Hong Kong, tout comme Macao, n’entre pas dans ce décompte, étant donné que son évêque peut être nommé par le Pape en toute liberté.  Et pourtant, là aussi, la nomination d’un nouveau titulaire tarde à venir, depuis presque deux ans maintenant.  Le cardinal Joseph Zen Zekiun, 88 ans, évêque émérite de Hong Kong, s’est rendu à Rome fin septembre pour implorer le Pape de choisir un évêque qui ne soit pas inféodé à Pékin, mais François a refusé de le recevoir.  Tout comme il a jusqu’à présent refusé de prononcer un seul mot pour défendre le statut autonome de la ville, qui est toujours plus menacé.

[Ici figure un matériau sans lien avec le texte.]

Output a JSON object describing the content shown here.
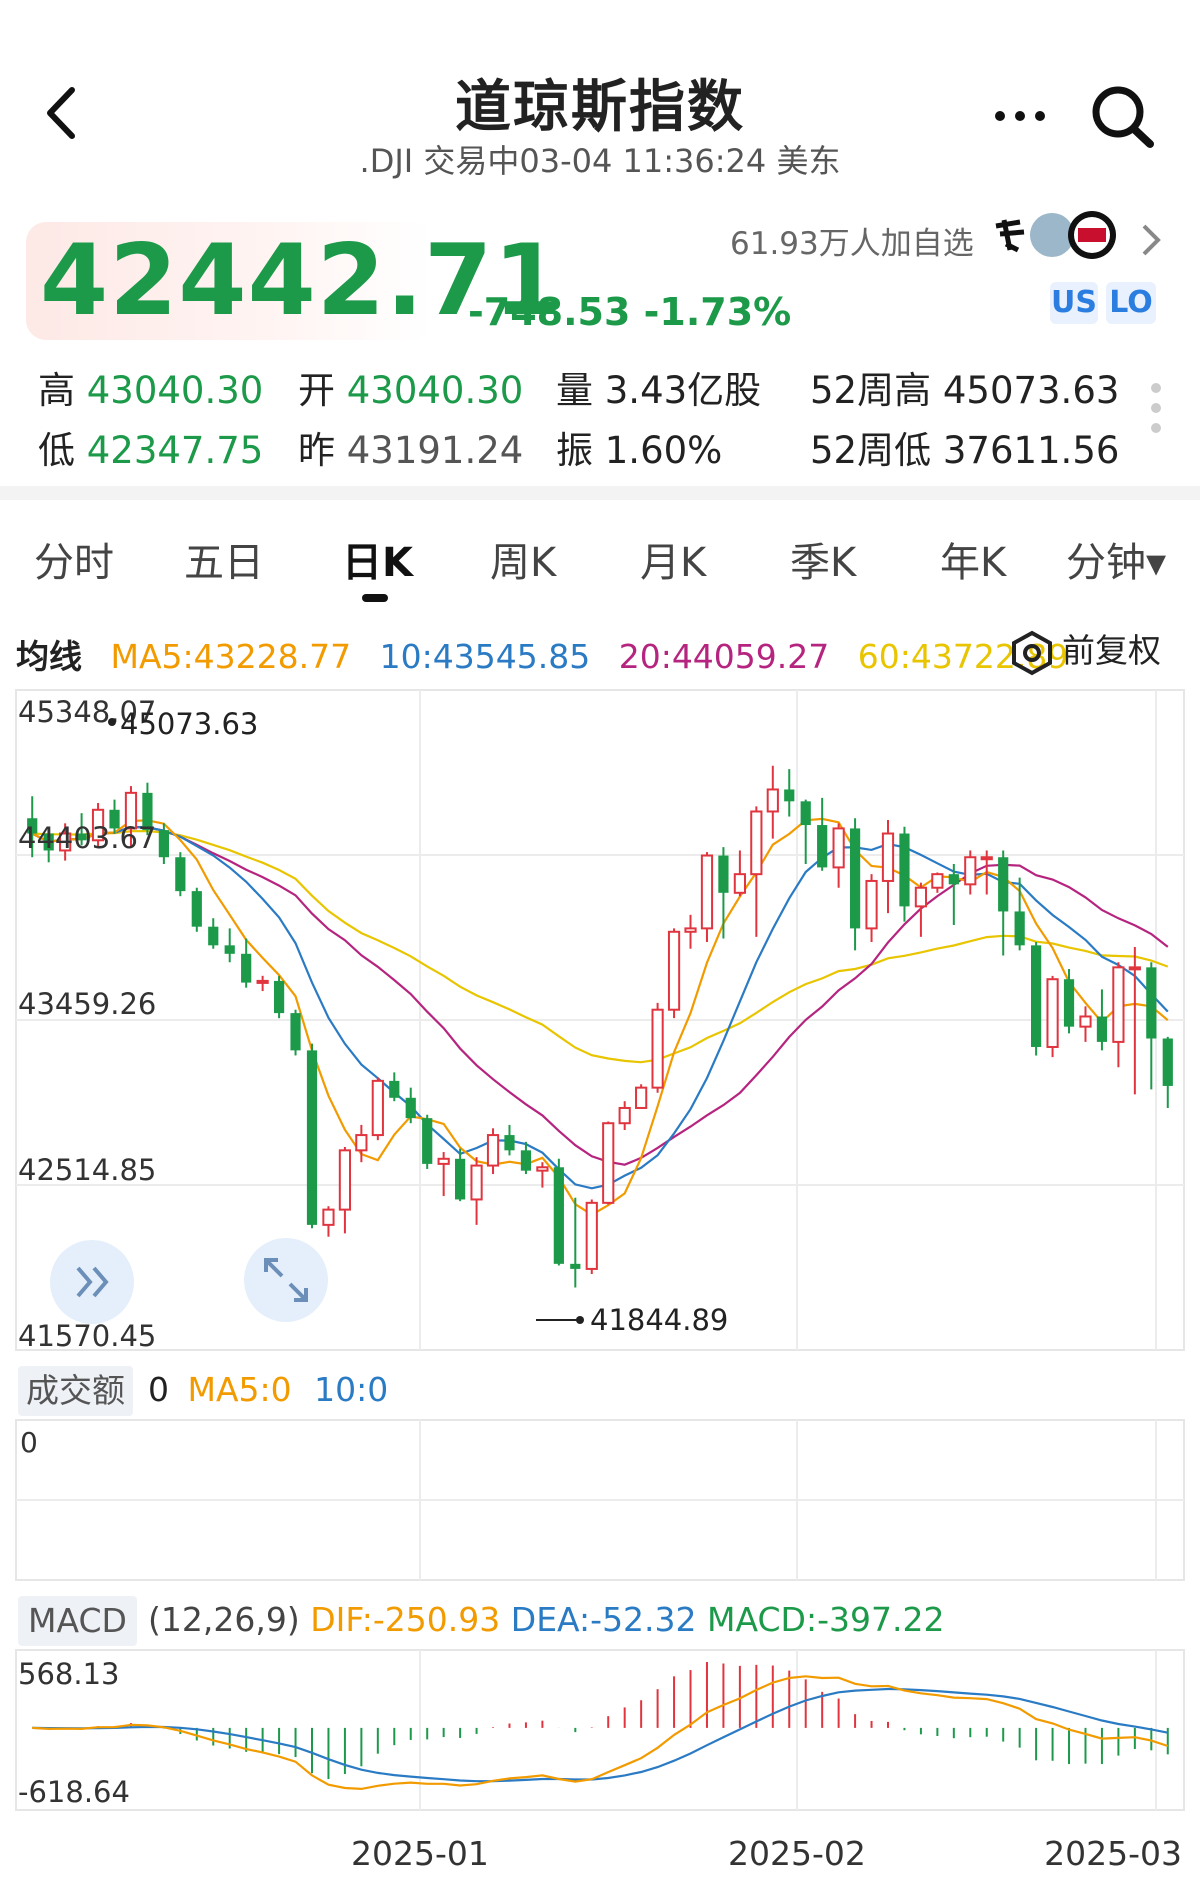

Des 74 diocèses aujourd’hui dirigés par des évêques, le seul qui était vacant en 2018 et qui ne l’est plus aujourd’hui est celui de Jining, en Mongolie-intérieure.  Dans tous les autres, la seule chose qui ait changé ces deux dernières années, c’est la proportion entre les évêques « officiels », c’est-à-dire reconnus aussi bien par Rome que par Pékin, et les « souterrains », reconnus seulement par Rome mais pas par les autorités chinoises.

Le 22 septembre 2028, les diocèses dirigés par des évêques officiels s’élevaient au nombre de 56 et ils sont 52 aujourd’hui.  Tandis que ceux dirigés par des évêques souterrains étaient au nombre de 17 et ils sont 12 aujourd’hui.

Mais ce qui compte le plus, c’est la typologie de ces variations.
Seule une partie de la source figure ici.